There may also be another section of people who can afford to pay for, say, health insurance, but just feel that it is a waste of money. They are young, fit and healthy - why bother? Of course, if they get knocked down by a bus they need the cover pretty quickly, but it is too late. Also, if they have survived the bus and feel they need cover as they get older, they may find that the premiums are higher than they would otherwise have been, or they are not covered for various ailments they have picked up on the way (like a bad back, for example).

In other words, people find it difficult to think long term. A £30 a month premium may seem a lot when you're young and healthy, but it will save you a lot of money over the long term.

Pensions are another example.

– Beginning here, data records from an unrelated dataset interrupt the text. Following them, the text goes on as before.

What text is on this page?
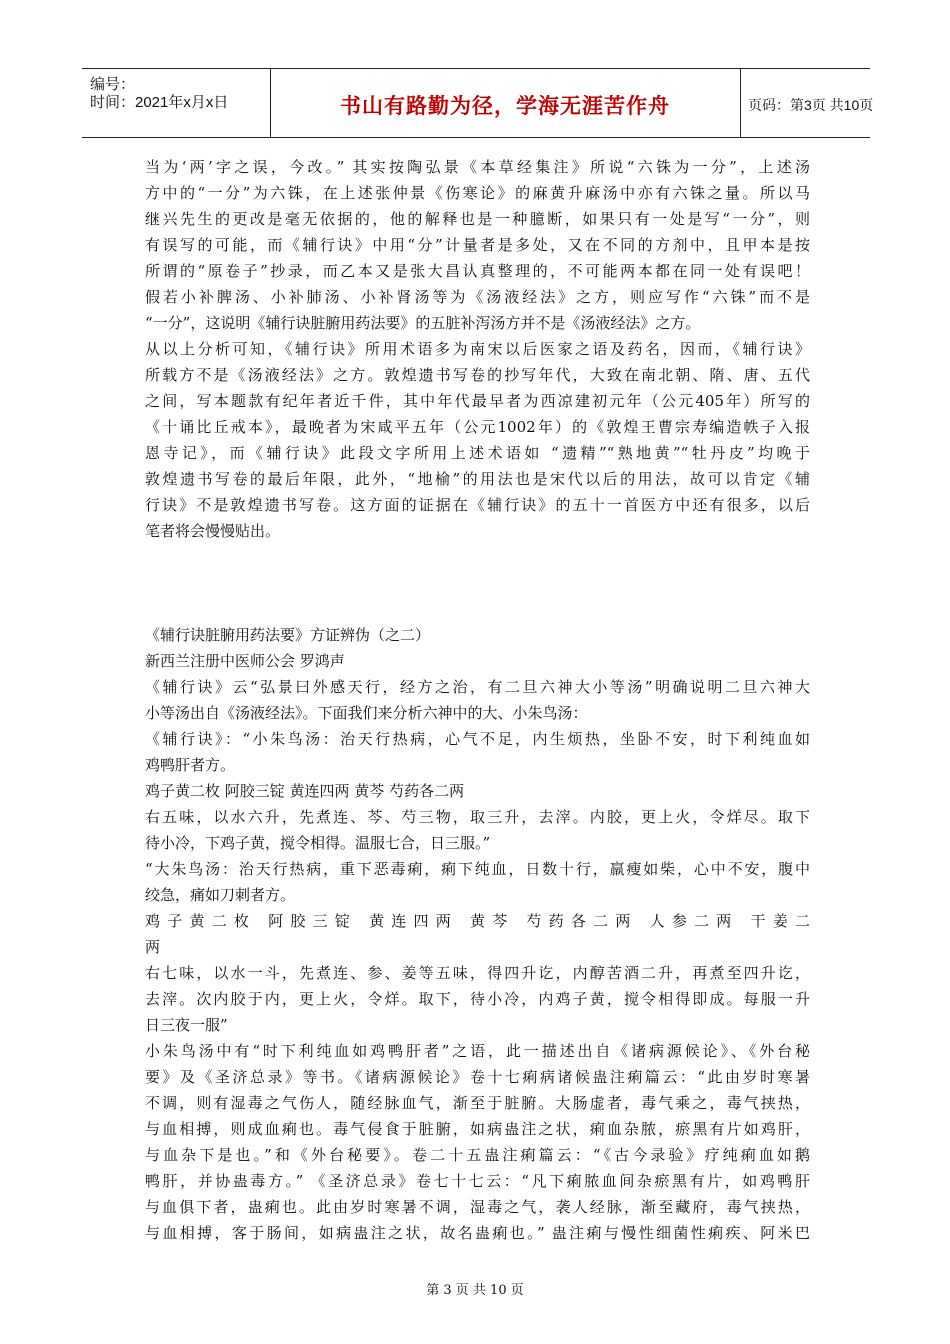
编号：
时间：2021年x月x日	书山有路勤为径，学海无涯苦作舟	页码：第3页 共10页
当为‘两’字之误，今改。” 其实按陶弘景《本草经集注》所说“六铢为一分”，上述汤
方中的“一分”为六铢，在上述张仲景《伤寒论》的麻黄升麻汤中亦有六铢之量。所以马
继兴先生的更改是毫无依据的，他的解释也是一种臆断，如果只有一处是写“一分”，则
有误写的可能，而《辅行诀》中用“分”计量者是多处，又在不同的方剂中，且甲本是按
所谓的“原卷子”抄录，而乙本又是张大昌认真整理的，不可能两本都在同一处有误吧！
假若小补脾汤、小补肺汤、小补肾汤等为《汤液经法》之方，则应写作“六铢”而不是
“一分”，这说明《辅行诀脏腑用药法要》的五脏补泻汤方并不是《汤液经法》之方。
从以上分析可知，《辅行诀》所用术语多为南宋以后医家之语及药名，因而，《辅行诀》
所载方不是《汤液经法》之方。敦煌遗书写卷的抄写年代，大致在南北朝、隋、唐、五代
之间，写本题款有纪年者近千件，其中年代最早者为西凉建初元年（公元405年）所写的
《十诵比丘戒本》，最晚者为宋咸平五年（公元1002年）的《敦煌王曹宗寿编造帙子入报
恩寺记》，而《辅行诀》此段文字所用上述术语如 “遗精”“熟地黄”“牡丹皮”均晚于
敦煌遗书写卷的最后年限，此外，“地榆”的用法也是宋代以后的用法，故可以肯定《辅
行诀》不是敦煌遗书写卷。这方面的证据在《辅行诀》的五十一首医方中还有很多，以后
笔者将会慢慢贴出。
《辅行诀脏腑用药法要》方证辨伪（之二）
新西兰注册中医师公会 罗鸿声
《辅行诀》云“弘景曰外感天行，经方之治，有二旦六神大小等汤”明确说明二旦六神大
小等汤出自《汤液经法》。下面我们来分析六神中的大、小朱鸟汤：
《辅行诀》：“小朱鸟汤：治天行热病，心气不足，内生烦热，坐卧不安，时下利纯血如
鸡鸭肝者方。
鸡子黄二枚 阿胶三锭 黄连四两 黄芩 芍药各二两
右五味，以水六升，先煮连、芩、芍三物，取三升，去滓。内胶，更上火，令烊尽。取下
待小冷，下鸡子黄，搅令相得。温服七合，日三服。”
“大朱鸟汤：治天行热病，重下恶毒痢，痢下纯血，日数十行，羸瘦如柴，心中不安，腹中
绞急，痛如刀刺者方。
鸡子黄二枚 阿胶三锭 黄连四两 黄芩 芍药各二两 人参二两 干姜二
两
右七味，以水一斗，先煮连、参、姜等五味，得四升讫，内醇苦酒二升，再煮至四升讫，
去滓。次内胶于内，更上火，令烊。取下，待小冷，内鸡子黄，搅令相得即成。每服一升
日三夜一服”
小朱鸟汤中有“时下利纯血如鸡鸭肝者”之语，此一描述出自《诸病源候论》、《外台秘
要》及《圣济总录》等书。《诸病源候论》卷十七痢病诸候蛊注痢篇云：“此由岁时寒暑
不调，则有湿毒之气伤人，随经脉血气，渐至于脏腑。大肠虚者，毒气乘之，毒气挟热，
与血相搏，则成血痢也。毒气侵食于脏腑，如病蛊注之状，痢血杂脓，瘀黑有片如鸡肝，
与血杂下是也。”和《外台秘要》。卷二十五蛊注痢篇云：“《古今录验》疗纯痢血如鹅
鸭肝，并协蛊毒方。” 《圣济总录》卷七十七云：“凡下痢脓血间杂瘀黑有片，如鸡鸭肝
与血俱下者，蛊痢也。此由岁时寒暑不调，湿毒之气，袭人经脉，渐至藏府，毒气挟热，
与血相搏，客于肠间，如病蛊注之状，故名蛊痢也。” 蛊注痢与慢性细菌性痢疾、阿米巴
第 3 页 共 10 页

Although the UK is moving towards a system where everyone has to think of putting something away privately, many people don't start until they are in their 40s, and this is often too late. The earlier you start, the longer your initial premiums have to grow with the stockmarket. So, because 'pensions' tend to be under-consumed, the government steps in and provides the state pension.

This pension, though, is becoming smaller and smaller in real terms. Twenty years ago, the government of the day changed the way the state pension was indexed. Instead of increasing it each year by the rise in average earnings,it started to link the pension to the inflation rate. Although technically this means the pension is maintaining its real value, average earnings nearly always rise faster that the price level, so pensioners' incomes have fallen back relative to workers. This effect gets worse every year. In 2000 the government got a lot of stick for raising the pension by only 75p.

The government provides health and education free at the point of use, but the general public does pay for them via taxation. Also, in the case of education, it is seen as so socially desirable that the government legislates to force all children to attend up to the age of 16.

Demerit goods

Merit goods are 'good' for you. Demerit goods are thought to be 'bad' for you. Examples are alcohol, cigarettes and various drugs.

Public, Merit and Demerit Goods

In this case the market fails because these goods are over-consumed if left to the free market. Again, the government must step in to stop this over-consumption. In the case of alcohol and cigarettes, the government imposes quite heavy taxes and duties. This means that their price rises significantly in the hope that this will deter people from consumption. But given that both goods have very inelastic demand curves, the fall in demand is small relative to the tax rise. One wonders if the government keeps raising these taxes because they care about our health or whether it's just a good source of tax revenue!

Some demerit goods are seen as so destructive that the government bans them altogether, illegal drugs being the obvious example.

It is important to note that, just as merit goods provided positive externalities that the government wanted to encourage, demerit goods cause large negative externalities that the government are keen to avoid. The additional costs of demerit goods are there for all to see: an increased burden on the NHS, increased crime and the fact that labour productivity is affected in a negative way, which is bad for the economy as a whole.